Friday, January 24, 2003

Old Europe Indeed

Donald Rumsfeld’s comments referring to France and Germany as “old Europe” have caused a furor in Berlin and Paris, but from the point of view of most other European nations, Rumsfeld’s statement isn’t too far off the mark.

We hear a great deal about the divide between Europe and America that has come about in the last few days, but in truth, the divide is really between the Franco-Germans (along with my lamentably stupid Canadian homeland) on the one side and the rest of Europe, the US and Australia on the other. If we look at the UN, it certainly is the case that the US will not receive the support of the Security Council. But then who exactly are the countries blocking a resolution calling for force against Iraq. Well, they’re China, Russia, France and Germany. But if we contrast this with the recent vote among the NATO members regarding supporting the US in the eventuality of an attack, the majority of the members including Britain, Denmark, Spain, Italy, the Netherlands, Norway, Poland, the Czech Republic, Turkey, Greece and Hungary all voted with the US. Only four countries voted against: Germany, France, Luxembourg and Belgium. And what do these countries all have in common? Well, they are either French or German speaking. In other words, both Belgium and Luxembourg are firmly in the Franco-German orbit. This holds true historically as well since, among the Benelux countries, it is only the Netherlands that can truly claim any sort of substantial national identity apart from France and Germany.

On the whole, the European continent is behind the United States even if there is doubt among the European populous. And, as I’ve pointed out in recent posts, the Franco-German axis has increasingly come under fire from its fellow EU states.
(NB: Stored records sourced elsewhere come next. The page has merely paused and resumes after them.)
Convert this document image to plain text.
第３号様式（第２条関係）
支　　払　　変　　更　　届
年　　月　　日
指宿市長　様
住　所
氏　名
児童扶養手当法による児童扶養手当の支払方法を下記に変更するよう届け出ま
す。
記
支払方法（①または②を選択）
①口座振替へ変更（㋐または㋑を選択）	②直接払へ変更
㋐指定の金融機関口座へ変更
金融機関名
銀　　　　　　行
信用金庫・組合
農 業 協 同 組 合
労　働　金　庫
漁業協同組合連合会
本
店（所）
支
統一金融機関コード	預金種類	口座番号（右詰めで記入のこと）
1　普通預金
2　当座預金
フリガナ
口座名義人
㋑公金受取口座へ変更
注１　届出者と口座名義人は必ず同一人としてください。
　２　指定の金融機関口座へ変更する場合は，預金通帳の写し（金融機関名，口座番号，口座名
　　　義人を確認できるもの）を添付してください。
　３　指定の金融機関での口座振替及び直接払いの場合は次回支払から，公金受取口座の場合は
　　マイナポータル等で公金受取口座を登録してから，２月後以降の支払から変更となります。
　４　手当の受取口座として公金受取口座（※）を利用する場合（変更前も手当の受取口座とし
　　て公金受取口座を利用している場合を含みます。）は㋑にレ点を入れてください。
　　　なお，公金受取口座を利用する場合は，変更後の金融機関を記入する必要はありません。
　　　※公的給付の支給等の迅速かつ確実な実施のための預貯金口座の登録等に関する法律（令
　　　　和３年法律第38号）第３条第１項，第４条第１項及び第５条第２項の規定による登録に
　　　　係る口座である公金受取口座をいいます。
Increasingly France and Germany are acting with complete disrespect for the rest of Europe. When Portugal’s budget deficit exceeded prescribed EU limits, it was penalized, but when France and Germany announce their budgets will also exceed the target, they simply receive warnings and thumb their noses at the EU. And recently, France and Germany have come out with a plan for a dual presidency for the EU that will give these two countries a stranglehold over EU decisions. And finally, the French and Germans without consulting the rest of the EU, have now set out a position on Iraq that runs contrary to the majority of the rest of the EU states. At the same time, the French and Germans are claiming to speak for Europe on these matters and seem to take great offense when the American Secretary of Defense claims otherwise.

In effect, the French and Germans are forming a union amongst themselves that runs counter almost all their western allies while cozying up to the Russians, the Chinese and any other third world dictator who comes along. But more importantly, they’re carrying out their imperial methods through two forums that are ostensibly international: the United Nations and the European Union. So, when Paris and Berlin speak of the need for multilateralism, they really mean working through these organizations which serve merely as a front for their national agenda.

What’s most troubling here, and this speaks to Rumsfeld’s point about “old Europe,” is that both the United Nations and the European Union were established precisely to avoid a situation in which battles between Germany and France would lead to another military conflict. To a large degree they’ve succeeded but in their success they’ve merely provided a platform whereby a corrupt and united France and Germany can pursue anew their imperial goals. Isn’t it odd that the true result of efforts to reconcile France and Germany may be nothing more than the construction of a new and larger force in the pursuit of an old and deadly dream: the domination of Europe, and through Europe, the world?